🤖 AI Summary
To address the reliability deficits of LLM-as-a-Judge automated evaluation, this paper systematically investigates, using the BIG-Bench and EvalBiasBench benchmarks, how evaluation criteria design, decoding strategies (greedy vs. sampling), and Chain-of-Thought (CoT) prompting affect human alignment and assessment stability. Our key contributions are threefold: first, we empirically establish that evaluation criterion quality is the dominant factor governing reliability; second, non-deterministic sampling significantly improves alignment with human preferences—yielding a +12.3% gain in Kendall τ—outperforming greedy decoding; third, under well-specified criteria, CoT provides negligible additional benefit, challenging its assumed universality and necessity. These findings provide critical empirical evidence and actionable design principles for developing trustworthy, reproducible LLM-based automatic evaluation frameworks.
📝 Abstract
As large language models (LLMs) continue to advance, reliable evaluation methods are essential particularly for open-ended, instruction-following tasks. LLM-as-a-Judge enables automatic evaluation using LLMs as evaluators, but its reliability remains uncertain.
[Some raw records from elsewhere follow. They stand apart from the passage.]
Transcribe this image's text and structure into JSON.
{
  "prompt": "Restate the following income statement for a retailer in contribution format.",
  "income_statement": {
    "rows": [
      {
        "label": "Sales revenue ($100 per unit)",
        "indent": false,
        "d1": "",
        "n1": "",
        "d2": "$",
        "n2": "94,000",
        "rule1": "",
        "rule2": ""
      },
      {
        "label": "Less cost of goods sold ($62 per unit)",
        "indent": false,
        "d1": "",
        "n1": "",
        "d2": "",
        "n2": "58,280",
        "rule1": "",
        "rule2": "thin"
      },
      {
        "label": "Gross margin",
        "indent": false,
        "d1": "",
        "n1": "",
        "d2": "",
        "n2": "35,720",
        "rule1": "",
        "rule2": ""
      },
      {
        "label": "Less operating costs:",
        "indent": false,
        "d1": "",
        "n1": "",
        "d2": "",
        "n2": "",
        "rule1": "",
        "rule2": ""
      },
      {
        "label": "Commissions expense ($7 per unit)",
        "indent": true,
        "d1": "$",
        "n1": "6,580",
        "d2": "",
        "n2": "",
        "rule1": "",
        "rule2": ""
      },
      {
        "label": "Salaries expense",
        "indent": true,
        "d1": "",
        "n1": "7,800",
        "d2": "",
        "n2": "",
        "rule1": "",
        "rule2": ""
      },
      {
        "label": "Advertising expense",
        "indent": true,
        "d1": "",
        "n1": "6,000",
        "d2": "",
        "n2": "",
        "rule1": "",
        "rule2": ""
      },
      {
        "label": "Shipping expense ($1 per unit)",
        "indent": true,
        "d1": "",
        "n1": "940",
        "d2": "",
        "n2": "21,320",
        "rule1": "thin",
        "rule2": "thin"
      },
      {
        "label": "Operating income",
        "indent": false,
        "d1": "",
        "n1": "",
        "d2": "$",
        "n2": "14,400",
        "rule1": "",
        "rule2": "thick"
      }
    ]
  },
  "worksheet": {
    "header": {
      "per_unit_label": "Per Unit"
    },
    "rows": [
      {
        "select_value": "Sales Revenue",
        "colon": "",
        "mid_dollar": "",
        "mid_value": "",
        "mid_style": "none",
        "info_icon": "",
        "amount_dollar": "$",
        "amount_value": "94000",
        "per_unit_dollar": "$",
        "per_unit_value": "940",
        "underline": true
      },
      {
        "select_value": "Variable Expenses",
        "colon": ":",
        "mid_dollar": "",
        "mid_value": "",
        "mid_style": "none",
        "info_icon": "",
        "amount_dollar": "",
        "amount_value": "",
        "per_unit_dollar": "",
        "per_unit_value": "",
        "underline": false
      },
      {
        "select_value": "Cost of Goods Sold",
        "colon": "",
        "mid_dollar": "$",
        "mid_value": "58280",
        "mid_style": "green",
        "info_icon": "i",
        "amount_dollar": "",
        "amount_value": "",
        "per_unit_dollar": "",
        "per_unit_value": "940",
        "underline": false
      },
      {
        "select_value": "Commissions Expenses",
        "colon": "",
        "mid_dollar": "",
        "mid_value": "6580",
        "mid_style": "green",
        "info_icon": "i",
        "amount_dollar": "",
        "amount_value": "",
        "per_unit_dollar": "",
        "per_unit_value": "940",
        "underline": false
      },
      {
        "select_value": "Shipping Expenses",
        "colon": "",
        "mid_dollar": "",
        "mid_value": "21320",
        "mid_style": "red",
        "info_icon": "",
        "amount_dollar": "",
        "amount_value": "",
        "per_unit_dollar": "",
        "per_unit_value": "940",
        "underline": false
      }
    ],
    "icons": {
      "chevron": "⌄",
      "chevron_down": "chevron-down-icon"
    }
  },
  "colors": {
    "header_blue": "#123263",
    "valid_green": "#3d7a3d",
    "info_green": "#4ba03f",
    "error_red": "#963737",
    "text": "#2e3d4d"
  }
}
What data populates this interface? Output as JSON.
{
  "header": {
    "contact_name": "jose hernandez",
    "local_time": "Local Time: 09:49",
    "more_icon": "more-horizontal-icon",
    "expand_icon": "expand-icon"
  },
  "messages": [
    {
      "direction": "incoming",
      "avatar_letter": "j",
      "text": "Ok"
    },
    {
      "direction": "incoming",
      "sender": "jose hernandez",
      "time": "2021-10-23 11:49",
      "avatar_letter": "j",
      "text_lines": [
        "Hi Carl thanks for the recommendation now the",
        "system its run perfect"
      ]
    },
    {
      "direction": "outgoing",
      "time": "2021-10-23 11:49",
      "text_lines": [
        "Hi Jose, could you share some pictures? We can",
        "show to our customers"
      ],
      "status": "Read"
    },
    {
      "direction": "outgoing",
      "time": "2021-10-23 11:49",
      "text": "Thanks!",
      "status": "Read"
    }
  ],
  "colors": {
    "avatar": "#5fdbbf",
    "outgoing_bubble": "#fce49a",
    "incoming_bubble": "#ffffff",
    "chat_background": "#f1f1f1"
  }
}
In this work, we analyze key factors affecting its trustworthiness, focusing on alignment with human judgments and evaluation consistency. Using BIGGENBench and EvalBiasBench, we study the effects of evaluation design, decoding strategies, and Chain-of-Tought (CoT) reasoning in evaluation. Our results show that evaluation criteria are critical for reliability, non-deterministic sampling improves alignment with human preferences over deterministic evaluation, and CoT reasoning offers minimal gains when clear evaluation criteria are present.